Montevago, tra i ruderi del terremoto un Museo a cielo aperto

di | 12 Gen 21

Il 14 gennaio, nel 53° anniversario del sisma,  l’inaugurazione del Museo Open “Percorsi Visivi”

A Montevago, tra i ruderi del terremoto, che il 14 gennaio del 1968 devastò la Valle del Belice, nasce “Percorsi Visivi“, un Museo Open che sarà inaugurato il 14 gennaio, data in cui ricorre il 53° anniversario del sisma.

Nasce nel vecchio centro del comune belicino con il patrocinio dell’Enit., l’Agenzia Nazionale del Turismo, del Comune di Montevago, della Presidenza dell’ARS e dell’Assessorato al Turismo Sport e Spettacolo della Regione Siciliana, e su iniziativa dell’Associazione Culturale “La Smania Addosso”, impegnata nella valorizzazione del comune e delle sue risorse.

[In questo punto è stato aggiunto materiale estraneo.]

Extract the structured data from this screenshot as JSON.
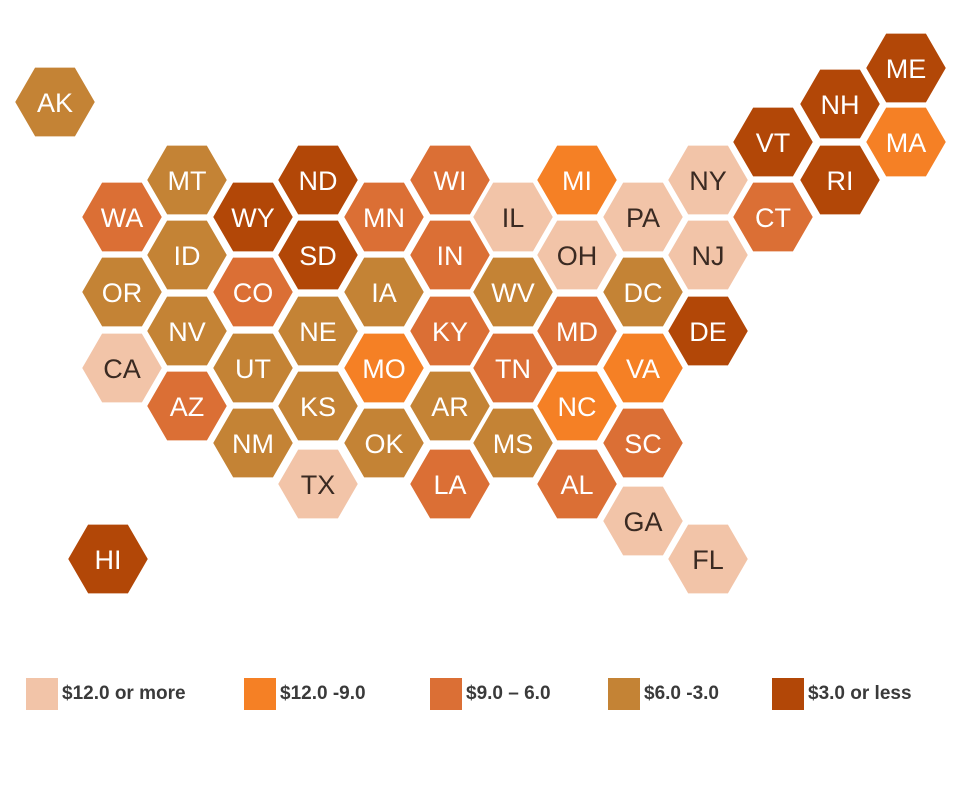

Il Museo consentirà ai visitatori di effettuare un percorso che “attraverso gli squarci dei ruderi riemersi dalle macerie, murales, dipinti e giochi di luce, apre finestre sul presente per raccontare “storie nella storia”. Uno spazio che ospiterà laboratori creativi, eventi culturali ed enogastronomici, mostre e opere di artisti contemporanei. Un modo per riscattarsi dal passato che diventa occasione per produrre nuovo valore e momento celebrativo di vita, arte e senso della comunità. Il percorso si snoderà tra le vie del vecchio centro partendo da Corso Umberto I, fermandosi ad ammirare uno scorcio della Valle del Belice dalla antica e storica Piazza Belvedere ripulita e riqualificata, fino ad arrivare alla Piazza centrale dove si potranno ammirare i resti del Duomo di Montevago”.

“Crediamo – dice Margherita La Rocca Ruvolo, sindaco di Montevago – che il nostro comune possa diventare punto d’approdo di nuove forme d’arte e centro propulsore di uno sviluppo del Belicè che guarda al passato come momento di consapevolezza e crescita. – dichiara Margherita La Rocca Ruvolo, sindaco di Montevago – La mia amministrazione da sempre ha visto nel vecchio centro un’occasione di rinascita sulla quale abbiamo puntato recuperando diverse strutture. Il lavoro di riqualificazione sta interessando anche l’ex Chiesa Madre che tornerà a vivere grazie ad un importante finanziamento concesso dal presidente della Regione Musumeci con i fondi per il recupero dei centri storici. Il mio ringraziamento va anche al presidente dell’ARS, Miccichè e all’Assessore regionale Messina per il sostegno economico all’iniziativa dell’associazione “La Smania Addosso” che con Percorsi Visivi aggiunge un importante tassello alla crescita di Montevago, In un momento storico in cui l’emergenza sanitaria da Covid-19 toglie spazi all’arte ed agli artisti, Percorsi Visivi è un esempio di resilienza che prende vita grazie allo spirito costruttivo di una comunità che si è riscattata dal passato e che crede nella cultura come fucina di progresso e mezzo di promozione turistica”.

L’inaugurazione avrà luogo, in forma ristretta, il 14 gennaio alle ore 17.00, alla presenza delle autorità locali, collegati in streaming i sindaci del Belìce.

Gli artisti

I dipinti che animeranno il percorso sono quelle di Ligama, artista catanese noto per i sui spettacolari murales, mescolati a luci e suoni, raffiguranti il paesaggio rurale siciliano.  Insieme a lui Pascal Catherine, pittore francese conquistato dalla Sicilia che dipinge la dolce asprezza della natura insulare in quadri “fotografici” alcuni dei quali saranno installati all’interno delle finestre dei vecchi palazzi per uno sguardo sul territorio belicino.

Ha aderito a Percorsi Visivi anche il Maestro Bruno D’Arcevia, pittore marchigiano di fama internazionale, massimo esponente del neomanierismo in Italia, che ritornerà per l’occasione in Sicilia esponendo alcune opere lungo il percorso del Museo open air.

Ad arricchire il parterre artistico saranno le opere di Patrick Ray Pugliese noto non solo per la sua partecipazione al Grande Fratello Vip, le collaborazioni con Striscia la notizia e la Gialappa’s band ma apprezzato anche come pittore il cui stile per i critici appartiene alla transavanguardia.